The UN agency is feeding around 750,000 people in Sri Lanka, many of whom lost everything when giant waves battered the island’s southern, eastern and northern seaboard on December 26, killing around 31,000 people. Hundreds of thousands are depending on food handouts and children are among the most vulnerable. “The percentage of malnutrition among children here is very high — 35 percent in the general population — and in places where the poverty is greater, malnutrition among children goes up, so it’s a considerable problem,” Morris said. The World Food Programme’s (WFP) food basket includes rice, wheat flour, pulses, beans, legumes and vegetable oil. The agency also hands out high-protein biscuits and a high-energy blend of corn and soya. Morris is considering adding canned fish to the list, as many Sri Lankans are wary of eating fresh fish, a staple part of their diet, for fear they have scavenged on the remains of tsunami victims. “There are no examples so far of serious, large numbers of people being affected by health problems,” Morris said.

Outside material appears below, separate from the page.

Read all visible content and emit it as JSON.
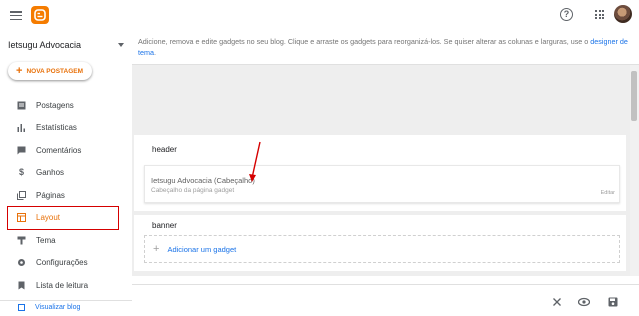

The World Food Programme was already feeding around 1 million Sri Lankans before the tsunami struck under other projects, so it had stocks in place and other food was made available on ships diverted by the United States and Japan. Morris toured the historic southern city of Galle on Saturday, which was all but flattened by the tsunami save for a 17th century Dutch fort, and said he was surprised and encouraged at the pace of the clean-up operation. The WFP is feeding between 300,000 to 400,000 people hit by the tsunami in Indonesia, between 25,000-50,000 people in the remote Maldives island chain off the toe of India, around 15,000 people in Myanmar and 20,000 people in Somalia. The tsunami killed more than 163,000 people, the vast majority of them in Indonesia. Thousands more are missing.